The Luxembourg-headquartered company’s “new atomic delivery vs. delivery practice” enables the simultaneous exchange of securities baskets at a precise pre-determined point in time, and a digital collateral registry (DCR) records basket ownership while the underlying securities remain in the custody location of both collateral givers. The transfers are executed across triparty agents and custodians connected to the platform.

Global Ambitions

Before partnering with HQLAᵡ, Deutsche Börse was working with market infrastructures outside Europe to resolve the collateral fragmentation issue, with securities siloed in different domestic markets. When HQLAᵡ proposed using DLT to digitize ownership of collateral under DCRs and enable ownership transfers without the need for cross-border settlement, “we saw that this was exactly the same direction we were going,” said Fabrice Tomenko, head of digital trust and strategic partnerships at Deutsche Börse’s Clearstream post-trade arm.

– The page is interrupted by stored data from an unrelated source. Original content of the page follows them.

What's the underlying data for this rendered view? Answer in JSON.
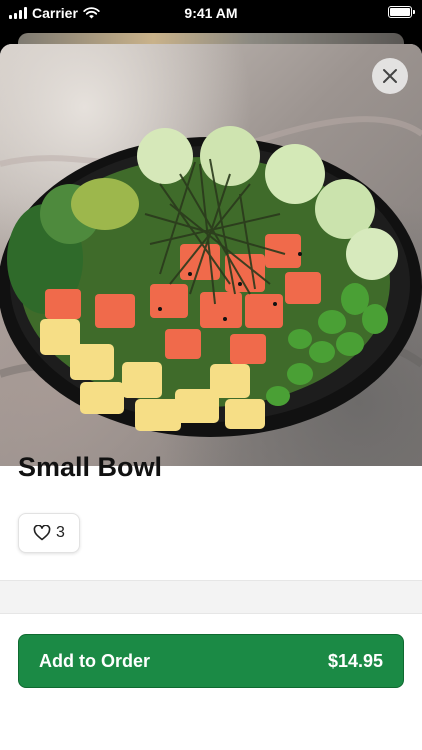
{
  "status_bar": {
    "carrier": "Carrier",
    "time": "9:41 AM"
  },
  "item": {
    "title": "Small Bowl",
    "image_icon": "poke-bowl-photo",
    "likes_count": "3"
  },
  "actions": {
    "close_icon": "close-icon",
    "add_label": "Add to Order",
    "price": "$14.95"
  },
  "colors": {
    "accent": "#1b8a45"
  }
}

As the platform is already used by participants in DB1’s Eurex derivatives market engaged in upgrade and downgrade trades, Tomenko said, it is looking to integrate Japanese government and U.S. Treasury bonds on the way to opening to other marketplaces globally. As Tomenko put it, “we are connecting  the old world of settlement and custodians to the new world of exchanging ownership” on a distributed ledger.

He added that the platform can conceivably support the exchange of virtually any collateral. After agreeing on the types of securities and the precise timing, counterparties could transfer their respective securities to a trusted third party such as DB1’s Clearstream International, which holds accounts at various triparty agents and custodians. After confirming DCRs hold the eligible securities, HQLAᵡ manages the transfer of counterparties’ securities between custodians, but not the securities themselves, eliminating the need for settlement.

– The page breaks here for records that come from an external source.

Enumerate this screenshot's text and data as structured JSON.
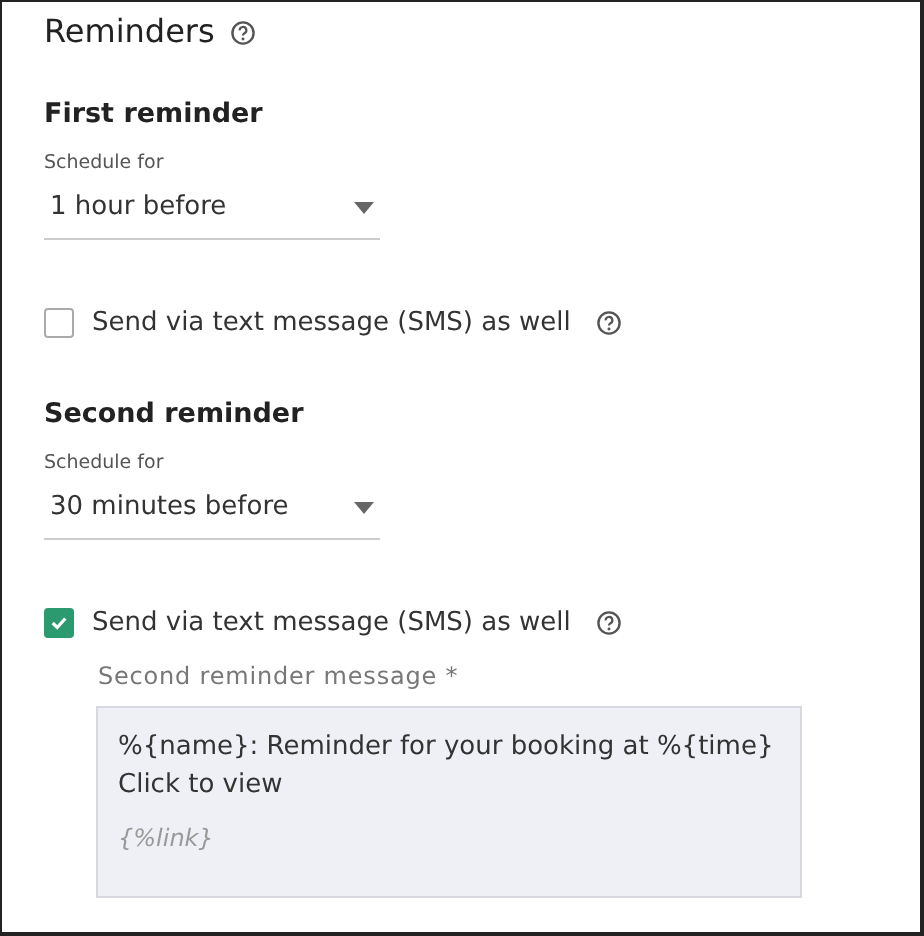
{
  "title": "Reminders",
  "reminders": [
    {
      "heading": "First reminder",
      "schedule_label": "Schedule for",
      "schedule_value": "1 hour before",
      "sms_label": "Send via text message (SMS) as well",
      "sms_checked": false
    },
    {
      "heading": "Second reminder",
      "schedule_label": "Schedule for",
      "schedule_value": "30 minutes before",
      "sms_label": "Send via text message (SMS) as well",
      "sms_checked": true,
      "message_label": "Second reminder message *",
      "message_lines": [
        "%{name}: Reminder for your booking at %{time}",
        "Click to view"
      ],
      "message_token": "{%link}"
    }
  ]
}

The simultaneous exchange “eliminates the need for the counterparties to put up cash collateral, thus reducing capital cost, intraday liquidity requirements, and operational risk,” Tomenko said. “And this is really the added value of the platform.”

The technology also promises to eliminate manual errors and enable firms to consolidate their collateral inventories across custodians and trading-platform silos. “This is a longstanding issue for both the securities lending and repurchase-agreement markets, where post-trade reconciliation can take a lot of time and cost firms more money than the actual trade is worth,” explained Josh Galper, principal at Finadium.

More Transaction Types

HQLAᵡ and DB1 plan to introduce more transaction types this year, Tomenko said. Banks will be the primary participants on the platform initially, he added, and some asset managers are analyzing whether it could facilitate variation margin for derivative transactions.

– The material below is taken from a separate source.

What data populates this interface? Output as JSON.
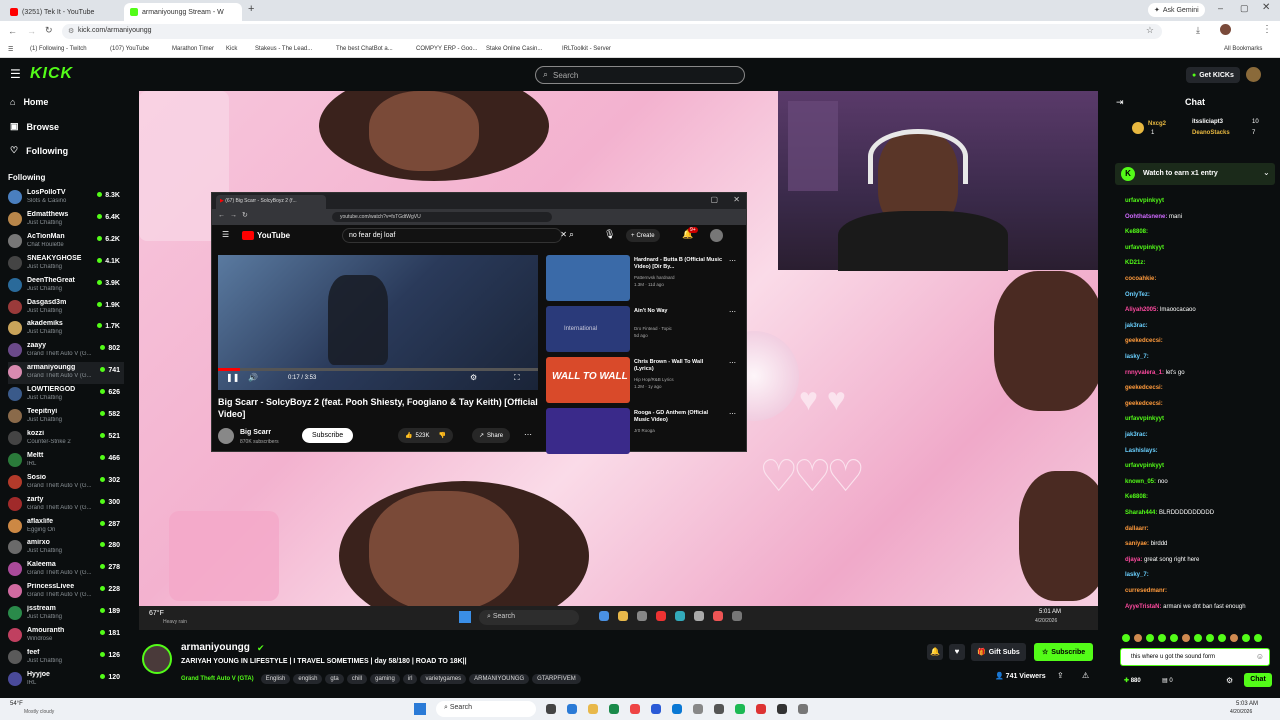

Eurex is currently the only marketplace live with HQLAᵡ. Ten banks are listed as users, including BNP Paribas, ING, BNY Mellon, Goldman Sachs, JPMorgan, CIBC and UBS as stakeholders. Additional marketplaces joining the platform would enable those financial institutions and others to more efficiently transact across borders.

Despite the industry support, HQLAᵡ has completed relatively few transactions since the first one in 2018. Its first agency transaction took place last July, and in September it reached a “new volume milestone” after executing a series of 35-day transactions totaling €1 billion between two stakeholder banks.

The platform has yet to be “used by the industry in a consistent way for live trading,” Galper commented.

O’Connell said he sees firms moving beyond proofs of concept, and “we will start to see scale build in 2023.”

Still, said Jain, “Nobody has come out and quantified the benefits of increased revenues or cost savings. After the initial announcement of one-off transactions, there is a need to ensure that the depth of use cases goes to the next level and keeps happening on a regular basis.”

The Aite-Novarica analyst said tokenizing securities is “fantastic . . . There’s definitely an interest in the market around this type of solution, but getting it operational on a day-to-day basis is the challenge.”